The Hugo is Sixth Street’s oldest hotel. Shuttered and vacant since a fire burned out several rooms in 1987, the unreinforced masonry building also suffered structural damage in the 1989 Loma Prieta earthquake. In 1997 a group of artists led by Brian Goggin transformed the Hugo into an immense sculptural mural called "Defenestration." Scavenged furniture and appliances were modified by the artists to make it appear animate and then cleverly affixed to the hotel. Tables and chairs leapt from the roof and ran across the walls. Lamps corkscrewed from some windows, and sofas, refrigerators, bathtubs, even a grandfather clock squirmed and leapt from others. The furniture is there to this day, still leaping and running about and squirming through the windows. Untold thousands of photographs have been taken of the Hugo and its famous furniture, now a designated sightseeing stop; a housing crisis turned into public art. I photographed the Hugo’s former service alley because it shows the only wall of the hotel that has not been altered, save by the hand of Time.
"Defenestration"
Photo: Mark Ellinger
"Defenestration" has now endured for nearly thirteen years, although most of the original sideshow-themed paintings have disappeared beneath eye-popping murals of polychrome street art. As a work of conceptual art, the Hugo Hotel is universally appealing—everyone likes it—and I’ve become more attached to it with each passing year. Yet few people know the hotel remained empty for over twenty years because its owners cared more about profits than people. They refused to repair and maintain the building as low income housing, but were unable to sell it because their asking price vastly exceeded the building’s actual market value. Their outspoken contempt* for those less fortunate reflects an attitude that for years has been tacitly encouraged by the policies of local government. After years of haggling with the owners, in January 2008 the redevelopment agency announced it was seizing the Hugo by eminent domain, foredooming the controversial landmark to demolition.

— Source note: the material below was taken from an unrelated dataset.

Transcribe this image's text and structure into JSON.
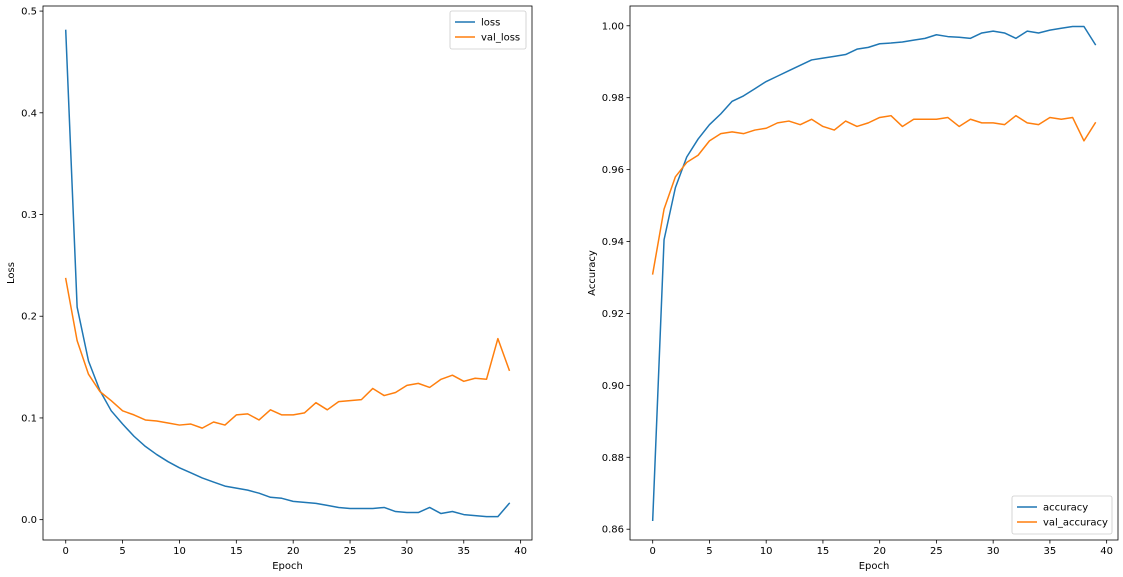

∗”They can put the low-income people somewhere else… you can be homeless somewhere in Idaho.” — Varsha Patel, former owner, Hugo Hotel.
"Daybreak – Hugo Hotel"
Photo: Mark Ellinger
As embodied by the new Yerba Buena pavilions, galleries, malls and tourist hotels, and a widespread proliferation of drab and overbearing condominiums, modern urbanism has been steadily taking over the South of Market landscape for several decades. The old “South of the Slot” district is no more, and Sixth Street for years has been slowly dying by attrition. Inasmuch as the Hugo Hotel has helped prevent the total dissolution of the old neighborhood by holding off encroaching modern urbanism and gentrification, the transformation of Sixth Street will no doubt proceed in earnest once the hotel is razed. Despite its longtime closure in the face of a housing shortage, the Hugo has also served as a signpost: a reminder of the past and a symbol of the present that will soon be just a memory.